The relevant person in charge of the Jiangxi Provincial Department of Finance said that in the second half of the year, the issuance and use of government bonds will be accelerated, and the special bonds will be used as project capital to guide the construction of the "two new and one heavy" construction; structural tax cuts and fee reductions will be implemented without compromise. Policies to effectively reduce the burden on market entities and stimulate market vitality.

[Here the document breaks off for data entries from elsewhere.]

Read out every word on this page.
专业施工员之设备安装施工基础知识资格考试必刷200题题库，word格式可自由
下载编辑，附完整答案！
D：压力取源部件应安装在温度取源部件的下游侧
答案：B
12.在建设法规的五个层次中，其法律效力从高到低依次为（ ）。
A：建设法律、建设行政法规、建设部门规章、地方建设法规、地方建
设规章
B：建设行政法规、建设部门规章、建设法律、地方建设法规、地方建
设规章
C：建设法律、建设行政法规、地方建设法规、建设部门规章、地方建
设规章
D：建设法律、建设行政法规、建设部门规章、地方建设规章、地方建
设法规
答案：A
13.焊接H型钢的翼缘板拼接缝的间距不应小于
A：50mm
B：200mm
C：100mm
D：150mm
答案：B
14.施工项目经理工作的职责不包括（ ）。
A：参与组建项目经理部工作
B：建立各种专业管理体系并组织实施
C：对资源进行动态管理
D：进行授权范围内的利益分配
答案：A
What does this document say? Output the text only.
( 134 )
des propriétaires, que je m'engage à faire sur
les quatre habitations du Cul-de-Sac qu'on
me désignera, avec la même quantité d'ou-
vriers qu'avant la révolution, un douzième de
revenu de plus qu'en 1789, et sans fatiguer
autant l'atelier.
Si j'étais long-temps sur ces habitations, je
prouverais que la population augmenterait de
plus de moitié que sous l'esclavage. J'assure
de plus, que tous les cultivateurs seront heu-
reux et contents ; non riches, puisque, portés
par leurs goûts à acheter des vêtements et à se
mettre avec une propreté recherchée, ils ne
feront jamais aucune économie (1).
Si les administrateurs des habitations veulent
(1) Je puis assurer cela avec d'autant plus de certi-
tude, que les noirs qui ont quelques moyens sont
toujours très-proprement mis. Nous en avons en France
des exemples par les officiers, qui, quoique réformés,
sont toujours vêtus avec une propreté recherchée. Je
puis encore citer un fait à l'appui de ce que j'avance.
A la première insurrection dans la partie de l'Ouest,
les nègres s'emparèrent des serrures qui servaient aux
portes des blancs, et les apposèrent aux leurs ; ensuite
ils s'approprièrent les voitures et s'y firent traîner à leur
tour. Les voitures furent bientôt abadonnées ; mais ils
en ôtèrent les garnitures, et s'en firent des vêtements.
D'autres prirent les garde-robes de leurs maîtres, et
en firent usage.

  Chongqing will continue to adjust and optimize the revenue and expenditure space, do a good job in ensuring wages, ensuring operations, and ensuring basic people's livelihood, and innovating investment and financing systems and mechanisms.

  Guangxi has continued to increase its efforts to promote expenditures, do everything possible to coordinate funds to maintain a moderate expenditure intensity, and on the basis of maintaining a relatively rapid growth in fiscal expenditures, adhere to the protection of key points and improve people's livelihood.

  "In the face of uncertainty, the proactive fiscal policies of various regions should improve quality and efficiency, and be more sustainable, further implement the policy of fine-grained tax and fee reduction, implement the normalized direct funding mechanism, and ensure that funds can effectively alleviate local financial pressure. At the same time. , To do a good job in government debt management and monitoring, timely warning of debt risk points, to ensure that local finances maintain a stable operation throughout the year." He Daixin said.